Despite all this, the desire for fictional characters has recently become more visible than ever in Japan. With the growing interest in manga and anime culture and the subsequent proliferation of media targeting fans, self-identified otaku have a platform to claim their own sexuality. One example is Honda Toru, who publicly declares he is ‘married’ to a character from an erotic PC game. In a manifesto published by a commercial press, Honda advocates to his readers a ‘love revolution’ (ren’ai kakumei), by which he means throwing off the shackles of social expectations about masculinity, and overthrowing the system of ‘love capitalism’ (ren’ai shihonshugi), which demands that men be productive and pursue a partner in a commodified system of dating (Honda 2005). For Honda, the revolution begins by finding personal fulfillment with a fictional character and sharing that love with others. Numerous others have followed Honda’s lead — setting up an online petition for legal recognition of marriage to fictional characters, holding official-looking wedding ceremonies to celebrate the union of man and character and insisting on tables and rooms for two when out on a date with the character, which forces others to recognise its presence (see Condry 2013: ch. 7). Increasingly, otaku call favorite characters by pet names such as ‘my wife’ (ore no yome), ‘little sister’ (imOto) or ‘daughter’ (musume), appropriating and twisting the terms of kinship in pursuit of alternative intimacy.

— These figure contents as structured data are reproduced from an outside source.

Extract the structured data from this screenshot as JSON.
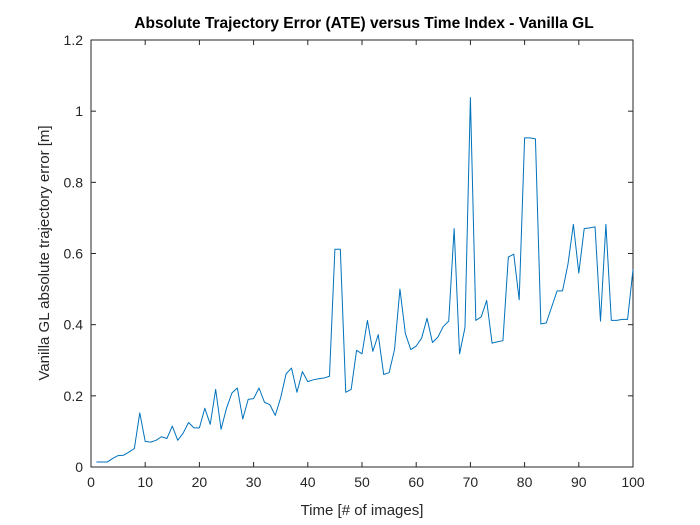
{
  "chart_data": {
    "type": "line",
    "title": "Absolute Trajectory Error (ATE) versus Time Index - Vanilla GL",
    "xlabel": "Time [# of images]",
    "ylabel": "Vanilla GL absolute trajectory error [m]",
    "xlim": [
      0,
      100
    ],
    "ylim": [
      0,
      1.2
    ],
    "xticks": [
      0,
      10,
      20,
      30,
      40,
      50,
      60,
      70,
      80,
      90,
      100
    ],
    "yticks": [
      0,
      0.2,
      0.4,
      0.6,
      0.8,
      1,
      1.2
    ],
    "grid": false,
    "series": [
      {
        "color": "#0072BD",
        "x": [
          1,
          2,
          3,
          4,
          5,
          6,
          7,
          8,
          9,
          10,
          11,
          12,
          13,
          14,
          15,
          16,
          17,
          18,
          19,
          20,
          21,
          22,
          23,
          24,
          25,
          26,
          27,
          28,
          29,
          30,
          31,
          32,
          33,
          34,
          35,
          36,
          37,
          38,
          39,
          40,
          41,
          42,
          43,
          44,
          45,
          46,
          47,
          48,
          49,
          50,
          51,
          52,
          53,
          54,
          55,
          56,
          57,
          58,
          59,
          60,
          61,
          62,
          63,
          64,
          65,
          66,
          67,
          68,
          69,
          70,
          71,
          72,
          73,
          74,
          75,
          76,
          77,
          78,
          79,
          80,
          81,
          82,
          83,
          84,
          85,
          86,
          87,
          88,
          89,
          90,
          91,
          92,
          93,
          94,
          95,
          96,
          97,
          98,
          99,
          100
        ],
        "y": [
          0.014,
          0.014,
          0.014,
          0.024,
          0.032,
          0.033,
          0.042,
          0.052,
          0.152,
          0.072,
          0.07,
          0.075,
          0.085,
          0.08,
          0.115,
          0.075,
          0.095,
          0.125,
          0.11,
          0.11,
          0.165,
          0.12,
          0.218,
          0.106,
          0.165,
          0.208,
          0.222,
          0.135,
          0.19,
          0.192,
          0.222,
          0.182,
          0.175,
          0.145,
          0.195,
          0.262,
          0.278,
          0.21,
          0.268,
          0.24,
          0.245,
          0.248,
          0.25,
          0.255,
          0.612,
          0.612,
          0.21,
          0.218,
          0.328,
          0.318,
          0.412,
          0.325,
          0.372,
          0.26,
          0.265,
          0.33,
          0.5,
          0.375,
          0.33,
          0.34,
          0.362,
          0.418,
          0.35,
          0.365,
          0.395,
          0.41,
          0.67,
          0.318,
          0.392,
          1.038,
          0.412,
          0.422,
          0.468,
          0.348,
          0.352,
          0.355,
          0.59,
          0.598,
          0.47,
          0.925,
          0.925,
          0.922,
          0.402,
          0.405,
          0.45,
          0.495,
          0.495,
          0.57,
          0.682,
          0.545,
          0.67,
          0.672,
          0.675,
          0.41,
          0.682,
          0.412,
          0.412,
          0.415,
          0.415,
          0.555
        ]
      }
    ]
  }
}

In the case of otaku, the insistence on fictional girls from Manga Burikko to the present is not necessarily a rejection of real women, but rather a desire for something else. Judith Halberstam writes that ‘common sense’ is a form of hegemony, or an interlocking system of ideas that produces norms and persuades people of their rightness (Halberstam 2011: 17). There is a common sense to gender roles and sexual orientation, which must be navigated to achieve ‘success.’ As if speaking about the case of Japan, Halberstam argues that ‘success in a heteronormative, capitalist society equates too easily to specific forms ofreproductive maturity combined with wealth accumulation’ (Halberstam 2011: 2). Reproductive maturity forces intimacy into the heterosexual couple and family, which become the most socially valued and recognised expressions of intimacy. While it is true that Honda Toru and other otaku also ‘marry’ fictional characters of the opposite ‘sex,’ the fact that the character is not human undermines ‘common sense’ notions about sexuality (Honda 2005: 142; Kam 2008: 77—79, 81). Indeed, as can be gleaned from the articles in Manga Burikko, otaku are not considered to be sexually mature (Ejisonta 2011) and the success of their gender performance is called into question (Nakamori 2008b). However, even if we accept that otaku are ‘failed men,’ Halberstam reminds us that in failure we imagine ‘other goals for life, for love, for art, and for being’ (Halberstam 2011: 88). In this way, otaku as failed men are imagining other ways of loving and living in a more-than-human world.